La agudeza visual es función, entre otros factores, de
la estructura de la retina, el diámetro del iris, el contraste, y la proximidad
del fondo blanco a un blanco ideal; para un análisis correcto del color es
necesario que el observador tenga una agudeza visual máxima. El ambiente de las
salas de degustación y la ergonomía de la situación del observador respecte a
la fuente de luz y la muestra también condicionan el juicio del color.
El Enoscope
Partiendo de les anteriores premisas, un equipo de
expertos de los Laboratorios Viader Análisis, S.L. de Sant Sadurní d'Anoia ha
desarrollado un aparato óptico que permite, de forma simple y precisa, la
apreciación del color y la transparencia del vino.
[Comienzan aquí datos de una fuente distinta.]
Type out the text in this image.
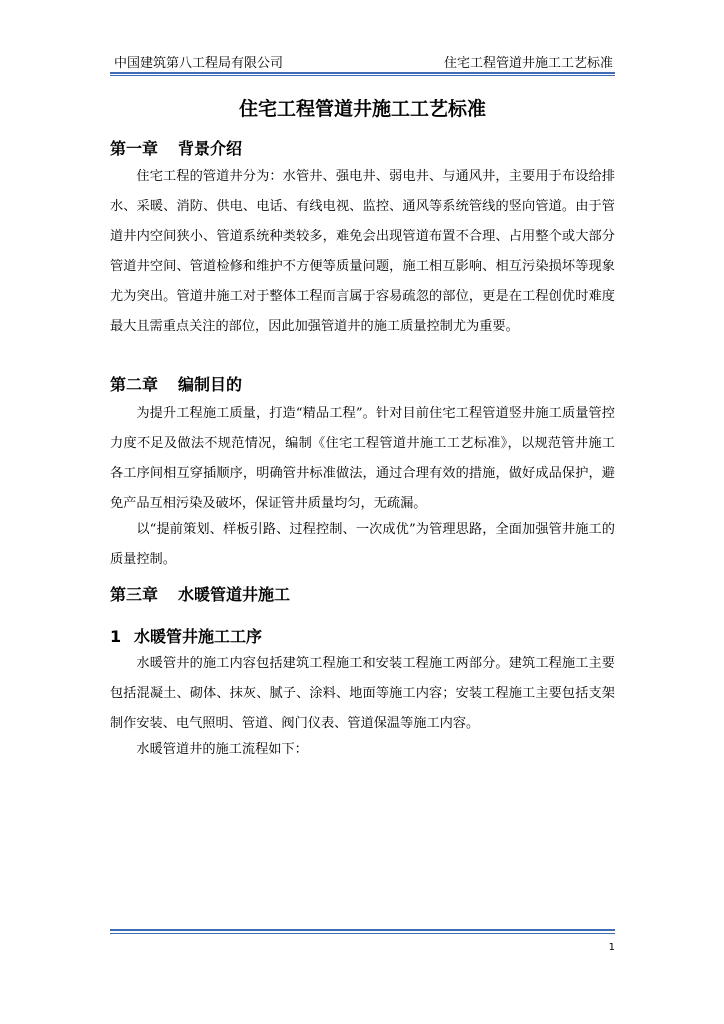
中国建筑第八工程局有限公司	住宅工程管道井施工工艺标准
住宅工程管道井施工工艺标准
第一章 背景介绍
住宅工程的管道井分为：水管井、强电井、弱电井、与通风井，主要用于布设给排水、采暖、消防、供电、电话、有线电视、监控、通风等系统管线的竖向管道。由于管道井内空间狭小、管道系统种类较多，难免会出现管道布置不合理、占用整个或大部分管道井空间、管道检修和维护不方便等质量问题，施工相互影响、相互污染损坏等现象尤为突出。管道井施工对于整体工程而言属于容易疏忽的部位，更是在工程创优时难度最大且需重点关注的部位，因此加强管道井的施工质量控制尤为重要。
第二章 编制目的
为提升工程施工质量，打造“精品工程”。针对目前住宅工程管道竖井施工质量管控力度不足及做法不规范情况，编制《住宅工程管道井施工工艺标准》，以规范管井施工各工序间相互穿插顺序，明确管井标准做法，通过合理有效的措施，做好成品保护，避免产品互相污染及破坏，保证管井质量均匀，无疏漏。
以“提前策划、样板引路、过程控制、一次成优”为管理思路，全面加强管井施工的质量控制。
第三章 水暖管道井施工
1 水暖管井施工工序
水暖管井的施工内容包括建筑工程施工和安装工程施工两部分。建筑工程施工主要包括混凝土、砌体、抹灰、腻子、涂料、地面等施工内容；安装工程施工主要包括支架制作安装、电气照明、管道、阀门仪表、管道保温等施工内容。
水暖管道井的施工流程如下：
1
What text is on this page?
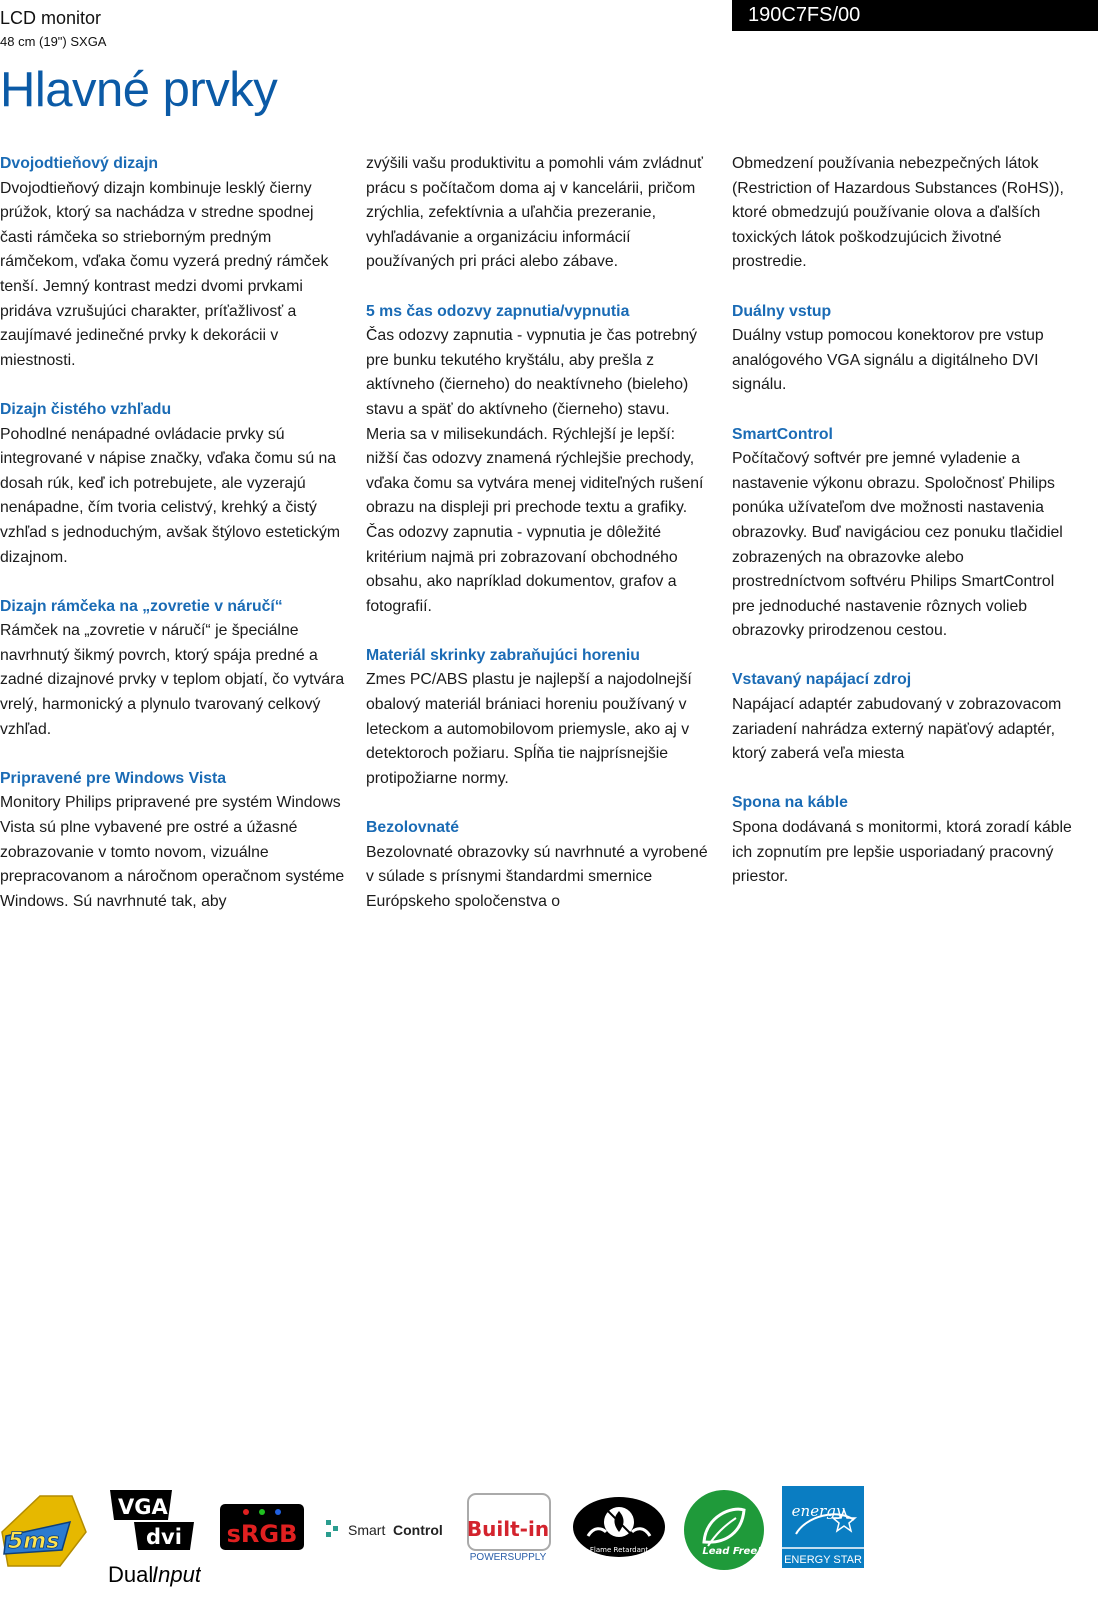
LCD monitor
48 cm (19") SXGA
190C7FS/00
Hlavné prvky
Dvojodtieňový dizajn

Dvojodtieňový dizajn kombinuje lesklý čierny prúžok, ktorý sa nachádza v stredne spodnej časti rámčeka so strieborným predným rámčekom, vďaka čomu vyzerá predný rámček tenší. Jemný kontrast medzi dvomi prvkami pridáva vzrušujúci charakter, príťažlivosť a zaujímavé jedinečné prvky k dekorácii v miestnosti.

Dizajn čistého vzhľadu

Pohodlné nenápadné ovládacie prvky sú integrované v nápise značky, vďaka čomu sú na dosah rúk, keď ich potrebujete, ale vyzerajú nenápadne, čím tvoria celistvý, krehký a čistý vzhľad s jednoduchým, avšak štýlovo estetickým dizajnom.

Dizajn rámčeka na „zovretie v náručí“

Rámček na „zovretie v náručí“ je špeciálne navrhnutý šikmý povrch, ktorý spája predné a zadné dizajnové prvky v teplom objatí, čo vytvára vrelý, harmonický a plynulo tvarovaný celkový vzhľad.

Pripravené pre Windows Vista

Monitory Philips pripravené pre systém Windows Vista sú plne vybavené pre ostré a úžasné zobrazovanie v tomto novom, vizuálne prepracovanom a náročnom operačnom systéme Windows. Sú navrhnuté tak, aby

zvýšili vašu produktivitu a pomohli vám zvládnuť prácu s počítačom doma aj v kancelárii, pričom zrýchlia, zefektívnia a uľahčia prezeranie, vyhľadávanie a organizáciu informácií používaných pri práci alebo zábave.

5 ms čas odozvy zapnutia/vypnutia

Čas odozvy zapnutia - vypnutia je čas potrebný pre bunku tekutého kryštálu, aby prešla z aktívneho (čierneho) do neaktívneho (bieleho) stavu a späť do aktívneho (čierneho) stavu. Meria sa v milisekundách. Rýchlejší je lepší: nižší čas odozvy znamená rýchlejšie prechody, vďaka čomu sa vytvára menej viditeľných rušení obrazu na displeji pri prechode textu a grafiky. Čas odozvy zapnutia - vypnutia je dôležité kritérium najmä pri zobrazovaní obchodného obsahu, ako napríklad dokumentov, grafov a fotografií.

Materiál skrinky zabraňujúci horeniu

Zmes PC/ABS plastu je najlepší a najodolnejší obalový materiál brániaci horeniu používaný v leteckom a automobilovom priemysle, ako aj v detektoroch požiaru. Spĺňa tie najprísnejšie protipožiarne normy.

Bezolovnaté

Bezolovnaté obrazovky sú navrhnuté a vyrobené v súlade s prísnymi štandardmi smernice Európskeho spoločenstva o

Obmedzení používania nebezpečných látok (Restriction of Hazardous Substances (RoHS)), ktoré obmedzujú používanie olova a ďalších toxických látok poškodzujúcich životné prostredie.

Duálny vstup

Duálny vstup pomocou konektorov pre vstup analógového VGA signálu a digitálneho DVI signálu.

SmartControl

Počítačový softvér pre jemné vyladenie a nastavenie výkonu obrazu. Spoločnosť Philips ponúka užívateľom dve možnosti nastavenia obrazovky. Buď navigáciou cez ponuku tlačidiel zobrazených na obrazovke alebo prostredníctvom softvéru Philips SmartControl pre jednoduché nastavenie rôznych volieb obrazovky prirodzenou cestou.

Vstavaný napájací zdroj

Napájací adaptér zabudovaný v zobrazovacom zariadení nahrádza externý napäťový adaptér, ktorý zaberá veľa miesta

Spona na káble

Spona dodávaná s monitormi, ktorá zoradí káble ich zopnutím pre lepšie usporiadaný pracovný priestor.

5ms
VGA
dvi
Dual
Input
sRGB	Smart Control Built-in
POWERSUPPLY
Flame Retardant	Lead Free!
energy
ENERGY STAR
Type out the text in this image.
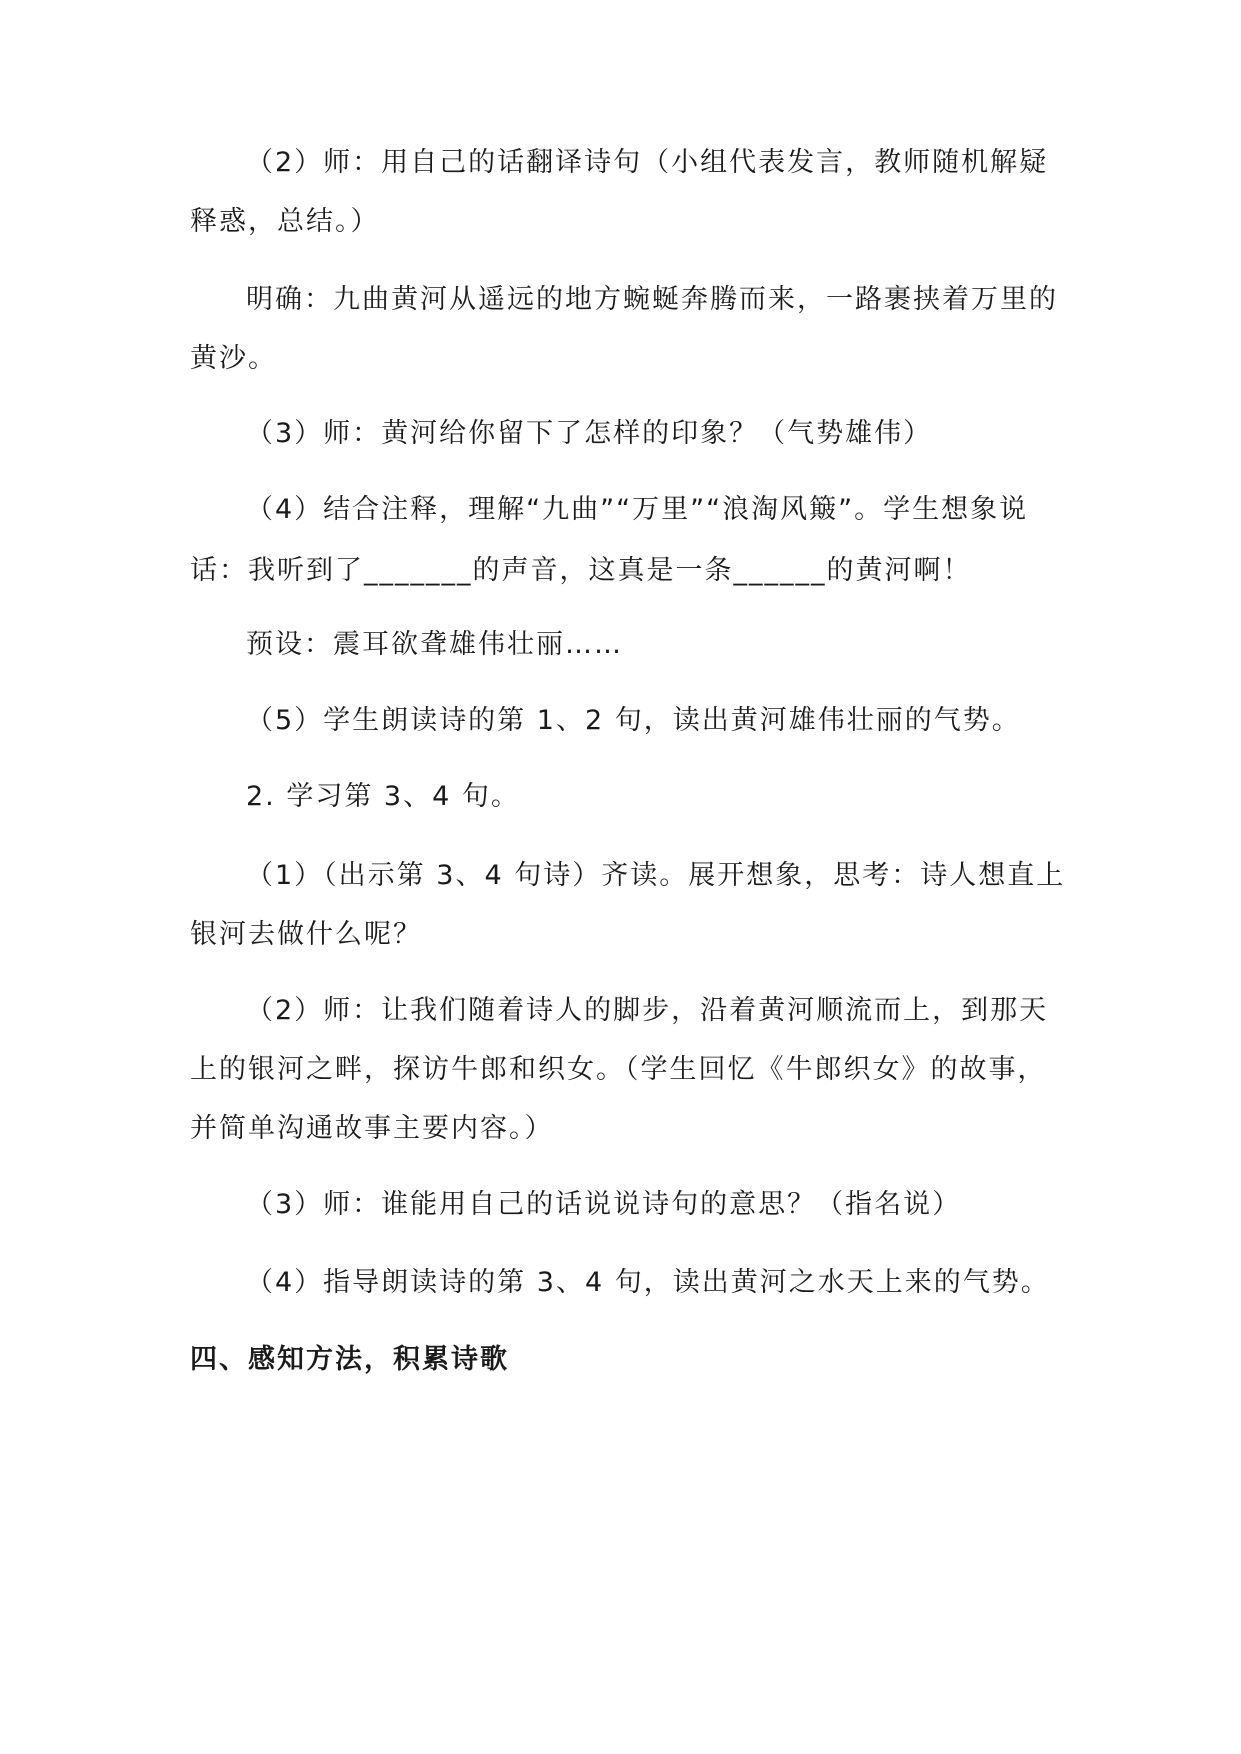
（2）师：用自己的话翻译诗句（小组代表发言，教师随机解疑
释惑，总结。）
明确：九曲黄河从遥远的地方蜿蜒奔腾而来，一路裹挟着万里的
黄沙。
（3）师：黄河给你留下了怎样的印象？（气势雄伟）
（4）结合注释，理解“九曲”“万里”“浪淘风簸”。学生想象说
话：我听到了_______的声音，这真是一条______的黄河啊！
预设：震耳欲聋雄伟壮丽……
（5）学生朗读诗的第 1、2 句，读出黄河雄伟壮丽的气势。
2. 学习第 3、4 句。
（1）（出示第 3、4 句诗）齐读。展开想象，思考：诗人想直上
银河去做什么呢？
（2）师：让我们随着诗人的脚步，沿着黄河顺流而上，到那天
上的银河之畔，探访牛郎和织女。（学生回忆《牛郎织女》的故事，
并简单沟通故事主要内容。）
（3）师：谁能用自己的话说说诗句的意思？（指名说）
（4）指导朗读诗的第 3、4 句，读出黄河之水天上来的气势。
四、感知方法，积累诗歌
Se compone de una pantalla
blanca (próxima al blanco teórico) fabricada con un polímero sólido de
características ópticas.
La lámpara ha sido especialmente diseñada para obtener
el iluminante D 65 a una temperatura de color de 6500 K; está recubierta con un
sulfuro metálico que reduce la radiación ultravioleta y permite, por tanto,
evitar las interferencias debidas a efectos de fluorescencia y transición
electrónica a nivel del cristalino del ojo, fenómenos que interfieren en la
formación del color. La luminosidad de la pantalla es de 6200 lux, valor
calculado para obtener, a 40 cm de distancia, la máxima agudeza visual sin
fatigar al observador. También la inclinación de la pantalla favorece esta
situación ideal.
Finalmente, para observar la turbidez de la muestra se
proporciona una pantalla estenopeica con una ranura que provoca el efecto
estenopeico, por el cual la luz irradiada se orienta a través de la muestra en
observación según un meridiano del sistema dióptrico ocular, y con un fondo
negro que facilita la observación de cualquier partícula en suspensión.
Conclusión
El Enoscope permite normalizar la observación del
color de los vinos, gracias a una fuente de luz de características definidas y
concordantes con todas las recomendaciones internacionales. Además, representa
una aproximación entre el análisis instrumental y el sensorial, paso necesario
para estandarizar las condiciones de observación. Para conseguirlo es preciso
seleccionar y entrenar a los observadores, evaluar periódicamente su actuación,
controlar las condiciones ambientales y utilizar sistemas unificadores como el
descrito. Así podremos obtener una imagen del vino muy próxima a la realidad.